Over 200 Google employees in the US have formed a workers’ rights union, the first movement of its size at a major tech company.

After several years of escalated tensions between workers and management at Google, workers have publicly launched a unionisation effort amid an industry that has faced years of unchecked power.

The union, known as the Alphabet Workers Union (AWU), will be open to the 120,000 + employees who work for Google and its parent company, Alphabet.

Google AWU Unionisation
Photo: Mason Trinca via NBC News

“We’re building on years of organizing efforts at Google to create a formal structure for workers,” the union leaders wrote, noting that 226 employees so far had signed union cards with the Communications Workers of America.

“This is historic—the first union at a major tech company by and for all tech workers,” Dylan Baker, a Google software engineer, said in a statement to press.

“We will elect representatives, we will make decisions democratically, we will pay dues, and we will hire skilled organizers to ensure all workers at Google know they can work with us if they actually want to see their company reflect their values.”

Organisation for the AWU began in May 2019, when workers started holding “1:1” meetings with their colleagues to build and gauge support.

The AWU is backed by one of the country’s largest labour unions the Communications Workers of America (CWA): who have previously organised workers in the video game, telecom, and banking industries.

The elected leaders of the AWU announced the organisation in a New York Times opinion piece on Monday, saying they aimed to ensure employees work at a fair wage without fear of abuse, retaliation, or discrimination.

The union is open to all US and Canadian workers at Alphabet, including full-time employees, vendors, temporary workers, and other contractors. These ‘unofficial employees’ make up an enormous “shadow” workforce at Google, outnumbering direct Google employees by around 135,000 to 115,000.

However, the AWU is forging a unique path as it will not be seeking ratification through the US labour regulator, the National Labor Relations Board, as is typical.

Instead, it will form a “minority union”, meaning it will trade legally protected rights to action, like collective bargaining, in exchange for the inclusion of a wider range of workers, e.g. contractors.

As employees and workers have not yet asked Google for formal recognition of their union or indicated that they would hold a union election, Google is not obliged to recognise them.

“We’ve always worked hard to create a supportive and rewarding workplace for our workforce,” the Google’s director of people, Kara Silverstein, told Vice.

“Of course our employees have protected [labour] rights that we support.  But as we’ve always done, we’ll continue engaging directly with all our employees.”

For their workers to formally unionise, Google will need to voluntarily recognise a union or more than 50 per cent of eligible union members will need to vote to unionise.

Unlike other strategies where unionisation is made public once the union is certain it has enough support from workers, Google employees have opted to go public early.
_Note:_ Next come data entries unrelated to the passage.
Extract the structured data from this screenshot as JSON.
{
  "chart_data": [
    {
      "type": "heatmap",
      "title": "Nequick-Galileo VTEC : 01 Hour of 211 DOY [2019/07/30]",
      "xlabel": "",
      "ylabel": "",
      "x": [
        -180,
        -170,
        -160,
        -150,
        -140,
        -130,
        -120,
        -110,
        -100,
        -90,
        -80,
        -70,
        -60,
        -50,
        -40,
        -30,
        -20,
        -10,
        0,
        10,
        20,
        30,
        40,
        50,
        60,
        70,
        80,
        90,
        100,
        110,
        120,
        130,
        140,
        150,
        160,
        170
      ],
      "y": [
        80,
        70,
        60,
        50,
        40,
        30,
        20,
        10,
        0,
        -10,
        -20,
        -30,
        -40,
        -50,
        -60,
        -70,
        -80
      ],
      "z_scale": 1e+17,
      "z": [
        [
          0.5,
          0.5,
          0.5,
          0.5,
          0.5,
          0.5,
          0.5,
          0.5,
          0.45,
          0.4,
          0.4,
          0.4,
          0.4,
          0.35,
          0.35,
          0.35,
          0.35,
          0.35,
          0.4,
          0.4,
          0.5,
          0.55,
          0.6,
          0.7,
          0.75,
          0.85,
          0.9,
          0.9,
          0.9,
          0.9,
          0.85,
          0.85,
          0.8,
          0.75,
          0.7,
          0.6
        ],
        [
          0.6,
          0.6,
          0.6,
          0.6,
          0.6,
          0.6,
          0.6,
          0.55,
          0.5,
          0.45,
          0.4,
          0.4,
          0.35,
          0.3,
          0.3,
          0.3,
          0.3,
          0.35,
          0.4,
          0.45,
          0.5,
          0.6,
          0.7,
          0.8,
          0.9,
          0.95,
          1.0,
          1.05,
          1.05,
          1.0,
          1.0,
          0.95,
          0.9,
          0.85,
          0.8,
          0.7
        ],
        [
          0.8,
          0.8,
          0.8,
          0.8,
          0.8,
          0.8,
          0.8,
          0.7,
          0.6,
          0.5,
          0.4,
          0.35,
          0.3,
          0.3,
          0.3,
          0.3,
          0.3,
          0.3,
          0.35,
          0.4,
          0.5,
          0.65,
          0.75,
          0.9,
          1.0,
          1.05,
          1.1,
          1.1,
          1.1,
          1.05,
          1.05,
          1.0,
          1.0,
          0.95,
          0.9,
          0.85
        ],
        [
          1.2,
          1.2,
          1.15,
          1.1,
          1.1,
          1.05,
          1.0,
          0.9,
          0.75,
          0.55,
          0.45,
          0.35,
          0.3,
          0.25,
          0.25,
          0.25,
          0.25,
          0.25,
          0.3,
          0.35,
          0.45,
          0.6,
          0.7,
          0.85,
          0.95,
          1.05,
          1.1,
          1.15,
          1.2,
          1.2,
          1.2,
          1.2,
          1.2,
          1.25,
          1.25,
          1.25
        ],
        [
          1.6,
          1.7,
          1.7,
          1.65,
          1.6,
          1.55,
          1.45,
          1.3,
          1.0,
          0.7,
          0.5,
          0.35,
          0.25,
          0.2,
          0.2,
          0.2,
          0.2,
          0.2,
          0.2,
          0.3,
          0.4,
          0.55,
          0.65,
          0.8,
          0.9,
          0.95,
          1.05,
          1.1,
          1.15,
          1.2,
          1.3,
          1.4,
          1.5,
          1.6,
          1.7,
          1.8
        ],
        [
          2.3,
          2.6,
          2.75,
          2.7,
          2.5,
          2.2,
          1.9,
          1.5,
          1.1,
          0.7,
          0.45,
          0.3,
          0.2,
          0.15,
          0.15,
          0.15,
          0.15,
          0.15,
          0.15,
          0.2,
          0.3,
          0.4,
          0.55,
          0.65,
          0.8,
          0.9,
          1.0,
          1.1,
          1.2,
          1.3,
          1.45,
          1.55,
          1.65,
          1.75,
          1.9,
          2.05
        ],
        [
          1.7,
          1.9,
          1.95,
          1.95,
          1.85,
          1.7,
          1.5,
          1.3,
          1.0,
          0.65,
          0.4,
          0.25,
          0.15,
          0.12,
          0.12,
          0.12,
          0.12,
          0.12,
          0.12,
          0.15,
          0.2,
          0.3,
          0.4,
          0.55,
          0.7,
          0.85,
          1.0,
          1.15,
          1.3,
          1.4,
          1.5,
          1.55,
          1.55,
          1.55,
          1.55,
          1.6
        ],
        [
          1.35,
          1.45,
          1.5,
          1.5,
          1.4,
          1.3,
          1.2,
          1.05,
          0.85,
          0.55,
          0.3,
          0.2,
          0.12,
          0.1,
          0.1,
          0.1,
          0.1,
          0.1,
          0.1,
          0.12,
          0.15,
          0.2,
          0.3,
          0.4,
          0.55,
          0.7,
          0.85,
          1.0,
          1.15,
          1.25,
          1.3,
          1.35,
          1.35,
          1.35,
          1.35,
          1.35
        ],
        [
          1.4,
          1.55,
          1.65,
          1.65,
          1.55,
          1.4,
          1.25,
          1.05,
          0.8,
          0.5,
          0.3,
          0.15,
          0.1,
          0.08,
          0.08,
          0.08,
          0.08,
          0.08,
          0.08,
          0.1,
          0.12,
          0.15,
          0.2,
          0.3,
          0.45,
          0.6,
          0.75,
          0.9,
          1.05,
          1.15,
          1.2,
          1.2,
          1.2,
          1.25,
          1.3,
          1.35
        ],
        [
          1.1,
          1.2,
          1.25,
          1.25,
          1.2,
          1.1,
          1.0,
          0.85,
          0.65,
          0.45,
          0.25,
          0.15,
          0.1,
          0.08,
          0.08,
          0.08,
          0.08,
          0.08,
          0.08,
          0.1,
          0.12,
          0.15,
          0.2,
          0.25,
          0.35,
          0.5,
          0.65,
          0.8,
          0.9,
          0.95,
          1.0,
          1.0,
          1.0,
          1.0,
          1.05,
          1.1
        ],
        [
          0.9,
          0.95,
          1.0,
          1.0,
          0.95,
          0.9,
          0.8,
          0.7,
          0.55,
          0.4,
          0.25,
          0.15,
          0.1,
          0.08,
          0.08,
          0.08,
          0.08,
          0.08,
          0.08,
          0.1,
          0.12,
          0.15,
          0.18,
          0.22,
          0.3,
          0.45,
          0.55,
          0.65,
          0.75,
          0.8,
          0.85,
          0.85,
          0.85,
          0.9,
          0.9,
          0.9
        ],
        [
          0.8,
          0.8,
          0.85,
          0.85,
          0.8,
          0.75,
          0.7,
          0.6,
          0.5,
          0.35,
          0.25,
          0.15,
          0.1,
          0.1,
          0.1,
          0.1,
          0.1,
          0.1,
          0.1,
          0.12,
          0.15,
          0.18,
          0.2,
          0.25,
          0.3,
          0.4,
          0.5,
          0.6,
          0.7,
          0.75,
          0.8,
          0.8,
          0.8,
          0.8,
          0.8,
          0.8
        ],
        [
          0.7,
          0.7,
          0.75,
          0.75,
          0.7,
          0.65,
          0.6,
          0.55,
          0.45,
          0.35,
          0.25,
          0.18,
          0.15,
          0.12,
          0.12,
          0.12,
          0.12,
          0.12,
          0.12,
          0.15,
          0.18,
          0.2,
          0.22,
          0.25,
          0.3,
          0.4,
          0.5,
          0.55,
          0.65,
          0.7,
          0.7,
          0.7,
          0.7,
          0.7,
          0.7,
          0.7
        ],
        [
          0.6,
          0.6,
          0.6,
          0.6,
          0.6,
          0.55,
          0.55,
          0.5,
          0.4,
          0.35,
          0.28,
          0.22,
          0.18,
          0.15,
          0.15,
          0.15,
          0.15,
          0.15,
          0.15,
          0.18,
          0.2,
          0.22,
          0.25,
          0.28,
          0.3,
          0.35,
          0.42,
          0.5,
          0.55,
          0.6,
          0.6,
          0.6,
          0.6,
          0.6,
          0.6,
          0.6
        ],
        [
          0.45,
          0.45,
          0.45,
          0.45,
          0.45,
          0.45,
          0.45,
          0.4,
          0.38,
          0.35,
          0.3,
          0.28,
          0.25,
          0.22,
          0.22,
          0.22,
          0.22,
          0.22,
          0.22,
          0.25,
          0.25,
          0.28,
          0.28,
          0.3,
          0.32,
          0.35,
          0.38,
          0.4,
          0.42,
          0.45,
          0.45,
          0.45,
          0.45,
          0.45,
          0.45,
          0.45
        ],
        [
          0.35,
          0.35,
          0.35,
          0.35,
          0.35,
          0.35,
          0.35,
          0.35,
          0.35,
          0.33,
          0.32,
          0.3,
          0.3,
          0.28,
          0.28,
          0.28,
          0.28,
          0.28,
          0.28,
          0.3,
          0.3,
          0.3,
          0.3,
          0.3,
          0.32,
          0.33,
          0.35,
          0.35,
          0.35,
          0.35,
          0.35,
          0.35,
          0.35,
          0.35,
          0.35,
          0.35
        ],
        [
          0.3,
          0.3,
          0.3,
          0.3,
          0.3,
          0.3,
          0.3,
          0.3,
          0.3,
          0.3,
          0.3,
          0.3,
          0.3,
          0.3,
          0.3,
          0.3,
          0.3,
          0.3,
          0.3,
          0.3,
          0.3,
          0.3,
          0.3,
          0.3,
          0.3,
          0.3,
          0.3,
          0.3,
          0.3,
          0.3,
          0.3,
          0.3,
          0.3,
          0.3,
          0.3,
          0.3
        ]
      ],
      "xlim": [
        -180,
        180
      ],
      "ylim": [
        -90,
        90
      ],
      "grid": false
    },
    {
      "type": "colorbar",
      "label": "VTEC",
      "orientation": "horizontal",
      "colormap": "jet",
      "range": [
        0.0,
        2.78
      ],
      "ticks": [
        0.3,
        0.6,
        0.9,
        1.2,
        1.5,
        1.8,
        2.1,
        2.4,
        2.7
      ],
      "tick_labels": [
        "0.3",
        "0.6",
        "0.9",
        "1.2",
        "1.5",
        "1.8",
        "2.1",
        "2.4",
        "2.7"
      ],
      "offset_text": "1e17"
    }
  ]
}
Now, employees can use the newly formed AWU to build support and continue organising around ethical and internal issues.

In 2018, workers staged a mass walkout in Google campuses globally over the alleged mishandling of sexual harassment allegations. In that same year, Google employees wrote public letters denouncing the company’s role in building a censored search engine in China – which was later abandoned.

Later in 2019, Google employees wrote a public letter to the company, calling for a complete cut of all greenhouse gas emissions by 2030, and signed a petition condemning a cloud computing contract Google had with US Customs and Border Protection after the agency separated immigrant families at the US border.
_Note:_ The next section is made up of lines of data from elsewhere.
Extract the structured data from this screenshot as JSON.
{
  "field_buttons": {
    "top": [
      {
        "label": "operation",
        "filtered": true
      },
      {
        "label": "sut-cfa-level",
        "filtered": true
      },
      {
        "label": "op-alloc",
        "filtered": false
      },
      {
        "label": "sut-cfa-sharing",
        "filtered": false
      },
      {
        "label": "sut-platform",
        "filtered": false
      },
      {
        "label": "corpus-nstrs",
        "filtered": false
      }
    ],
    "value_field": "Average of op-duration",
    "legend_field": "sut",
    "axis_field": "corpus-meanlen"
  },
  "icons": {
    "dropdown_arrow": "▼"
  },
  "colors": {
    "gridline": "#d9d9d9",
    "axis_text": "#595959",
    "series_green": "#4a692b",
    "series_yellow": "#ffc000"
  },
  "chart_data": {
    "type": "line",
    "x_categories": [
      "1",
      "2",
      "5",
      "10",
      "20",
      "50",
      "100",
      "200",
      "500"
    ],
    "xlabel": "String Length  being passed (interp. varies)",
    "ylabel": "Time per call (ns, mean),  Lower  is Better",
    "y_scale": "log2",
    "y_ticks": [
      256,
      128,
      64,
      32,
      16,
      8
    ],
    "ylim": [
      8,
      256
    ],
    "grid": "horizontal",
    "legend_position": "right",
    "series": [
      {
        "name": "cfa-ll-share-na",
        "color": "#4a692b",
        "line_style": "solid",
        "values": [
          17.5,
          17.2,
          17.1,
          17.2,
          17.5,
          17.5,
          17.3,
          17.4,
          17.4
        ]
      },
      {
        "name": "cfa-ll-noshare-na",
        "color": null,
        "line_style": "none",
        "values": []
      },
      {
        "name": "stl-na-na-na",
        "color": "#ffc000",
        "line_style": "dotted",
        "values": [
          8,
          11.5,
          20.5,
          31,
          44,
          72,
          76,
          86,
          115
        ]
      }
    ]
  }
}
The latest backlash came in December 2020, when workers demanded an apology from Google after a prominent Black researcher in artificial intelligence, Timnit Gebru, claimed she was fired after criticising the company’s diversity efforts.

Despite the growing tensions between Google and its body of employees, the AWU believes that collective action can spark genuine change – even if Google’s management disagrees.

“The only tactic that has ensured workers are respected and heard is collective action,” the workers wrote in a press release.

Project Maven was cancelled when thousands of Googlers pledged they would not work on unethical tech. Forced arbitration was ended when Googlers walked out across the globe.”